Miller was the oldest of three boys in the Miller family. The boys, along with their three sisters, were known as the Six Millers as they were growing up in Wisconsin and South Dakota, McNay said.
“We have to do this for him. It just upsets me so much that they’ve lived their lives, and Billy’s was over at 27,” McNay said. “That’s what’s keeping us together – justice has to happen. I just have to believe that after all this time and a witness comes forward and the evidence, justice has to be done. I just can’t believe that after all this time that this wouldn’t happen.”
Jurors deliberated for three days before returning a verdict, and before they did, they told the judge that they couldn’t make a decision. The judge urged them to keep trying while the prosecutor warned family members to prepare themselves for disappointment.
“It was a little bit hairy there for a while,” McNay said. “We were down at that. We were a little bit nervous, but we all remained optimistic. We all kept saying, ‘It’s not over. It’s not over yet.’ We didn’t let it get us down.”

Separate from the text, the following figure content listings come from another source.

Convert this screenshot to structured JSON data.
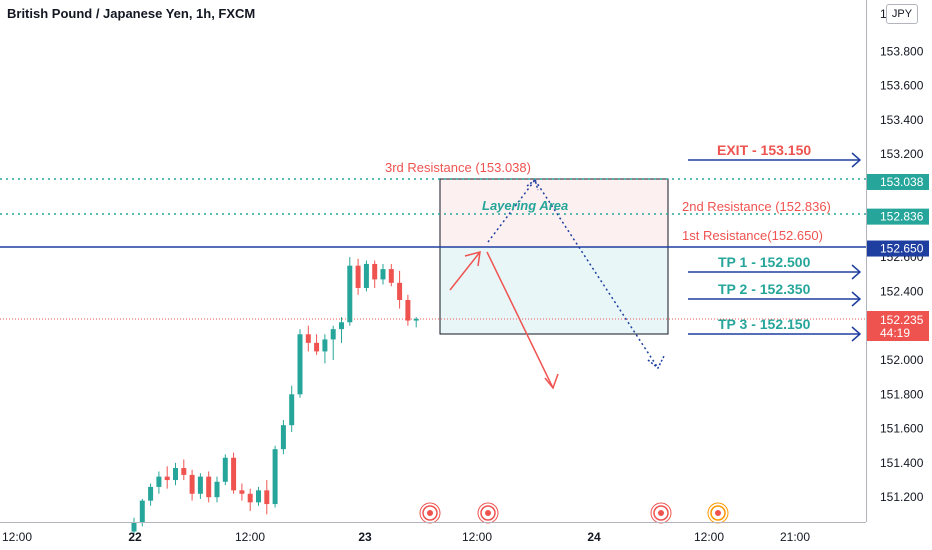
{
  "header": {
    "title": "British Pound / Japanese Yen, 1h, FXCM",
    "currency": "JPY"
  },
  "price_axis": {
    "ticks": [
      "153.800",
      "153.600",
      "153.400",
      "153.200",
      "152.600",
      "152.400",
      "152.000",
      "151.800",
      "151.600",
      "151.400",
      "151.200"
    ],
    "tick_values": [
      153.8,
      153.6,
      153.4,
      153.2,
      152.6,
      152.4,
      152.0,
      151.8,
      151.6,
      151.4,
      151.2
    ],
    "top_partial_label": "15 0",
    "level_tags": [
      {
        "label": "153.038",
        "value": 153.038,
        "color": "#26a69a"
      },
      {
        "label": "152.836",
        "value": 152.836,
        "color": "#26a69a"
      },
      {
        "label": "152.650",
        "value": 152.65,
        "color": "#1e3fa0"
      }
    ],
    "last_price": {
      "price": "152.235",
      "countdown": "44:19",
      "value": 152.235,
      "color": "#ef5350"
    }
  },
  "time_axis": {
    "labels": [
      "12:00",
      "22",
      "12:00",
      "23",
      "12:00",
      "24",
      "12:00",
      "21:00"
    ],
    "bold": [
      false,
      true,
      false,
      true,
      false,
      true,
      false,
      false
    ]
  },
  "annotations": {
    "exit": "EXIT - 153.150",
    "tp1": "TP 1 - 152.500",
    "tp2": "TP 2 - 152.350",
    "tp3": "TP 3 - 152.150",
    "res3": "3rd Resistance (153.038)",
    "res2": "2nd Resistance (152.836)",
    "res1": "1st Resistance(152.650)",
    "layering": "Layering Area"
  },
  "colors": {
    "bull": "#26a69a",
    "bear": "#ef5350",
    "resistance_line": "#26a69a",
    "support_line": "#1e3fa0",
    "arrow_blue": "#1e3fa0",
    "arrow_red": "#ef5350",
    "pink_zone": "#fdf0f0",
    "blue_zone": "#e8f6f8"
  },
  "event_markers": [
    {
      "type": "red"
    },
    {
      "type": "red"
    },
    {
      "type": "red"
    },
    {
      "type": "orange"
    }
  ],
  "chart_data": {
    "type": "candlestick",
    "symbol": "GBPJPY",
    "timeframe": "1h",
    "ylim": [
      151.0,
      154.05
    ],
    "candles": [
      {
        "o": 151.0,
        "h": 151.08,
        "l": 150.98,
        "c": 151.05
      },
      {
        "o": 151.05,
        "h": 151.19,
        "l": 151.03,
        "c": 151.18
      },
      {
        "o": 151.18,
        "h": 151.28,
        "l": 151.15,
        "c": 151.26
      },
      {
        "o": 151.26,
        "h": 151.35,
        "l": 151.22,
        "c": 151.32
      },
      {
        "o": 151.32,
        "h": 151.38,
        "l": 151.25,
        "c": 151.3
      },
      {
        "o": 151.3,
        "h": 151.4,
        "l": 151.27,
        "c": 151.37
      },
      {
        "o": 151.37,
        "h": 151.42,
        "l": 151.3,
        "c": 151.33
      },
      {
        "o": 151.33,
        "h": 151.36,
        "l": 151.18,
        "c": 151.22
      },
      {
        "o": 151.22,
        "h": 151.34,
        "l": 151.19,
        "c": 151.32
      },
      {
        "o": 151.32,
        "h": 151.35,
        "l": 151.17,
        "c": 151.2
      },
      {
        "o": 151.2,
        "h": 151.32,
        "l": 151.17,
        "c": 151.29
      },
      {
        "o": 151.29,
        "h": 151.45,
        "l": 151.27,
        "c": 151.43
      },
      {
        "o": 151.43,
        "h": 151.46,
        "l": 151.22,
        "c": 151.24
      },
      {
        "o": 151.24,
        "h": 151.28,
        "l": 151.18,
        "c": 151.22
      },
      {
        "o": 151.22,
        "h": 151.25,
        "l": 151.12,
        "c": 151.17
      },
      {
        "o": 151.17,
        "h": 151.26,
        "l": 151.15,
        "c": 151.24
      },
      {
        "o": 151.24,
        "h": 151.3,
        "l": 151.1,
        "c": 151.16
      },
      {
        "o": 151.16,
        "h": 151.5,
        "l": 151.14,
        "c": 151.48
      },
      {
        "o": 151.48,
        "h": 151.65,
        "l": 151.45,
        "c": 151.62
      },
      {
        "o": 151.62,
        "h": 151.85,
        "l": 151.58,
        "c": 151.8
      },
      {
        "o": 151.8,
        "h": 152.18,
        "l": 151.78,
        "c": 152.15
      },
      {
        "o": 152.15,
        "h": 152.2,
        "l": 152.05,
        "c": 152.1
      },
      {
        "o": 152.1,
        "h": 152.15,
        "l": 152.03,
        "c": 152.05
      },
      {
        "o": 152.05,
        "h": 152.15,
        "l": 151.98,
        "c": 152.12
      },
      {
        "o": 152.12,
        "h": 152.2,
        "l": 152.0,
        "c": 152.18
      },
      {
        "o": 152.18,
        "h": 152.25,
        "l": 152.1,
        "c": 152.22
      },
      {
        "o": 152.22,
        "h": 152.6,
        "l": 152.2,
        "c": 152.55
      },
      {
        "o": 152.55,
        "h": 152.59,
        "l": 152.38,
        "c": 152.42
      },
      {
        "o": 152.42,
        "h": 152.58,
        "l": 152.4,
        "c": 152.56
      },
      {
        "o": 152.56,
        "h": 152.58,
        "l": 152.42,
        "c": 152.47
      },
      {
        "o": 152.47,
        "h": 152.56,
        "l": 152.44,
        "c": 152.53
      },
      {
        "o": 152.53,
        "h": 152.56,
        "l": 152.43,
        "c": 152.45
      },
      {
        "o": 152.45,
        "h": 152.52,
        "l": 152.3,
        "c": 152.35
      },
      {
        "o": 152.35,
        "h": 152.38,
        "l": 152.2,
        "c": 152.23
      },
      {
        "o": 152.23,
        "h": 152.25,
        "l": 152.19,
        "c": 152.24
      }
    ]
  }
}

Hayden’s guilty verdict isn’t the end either, but McNay said two more guilty verdicts seem more likely now that Hayden is behind bars.
“The fear was if he had been found not guilty, everything would have ended, that there wouldn’t have been a trial for (Babbitt) or (Gill),” she said.
McNay said she plans to travel again to North Carolina for Babbitt’s and Gill’s trials, whenever those are.
She said she hopes her family’s experience, even though it isn’t over, is an inspiration to others in similar circumstances.
“I tell people not to give up hope. There’s always a chance,” she said. “I mean, 38 years. It’s just incredible. It’s so important for people who have lost a loved one and all these years go by. It’s so important that after all these years, something happens.”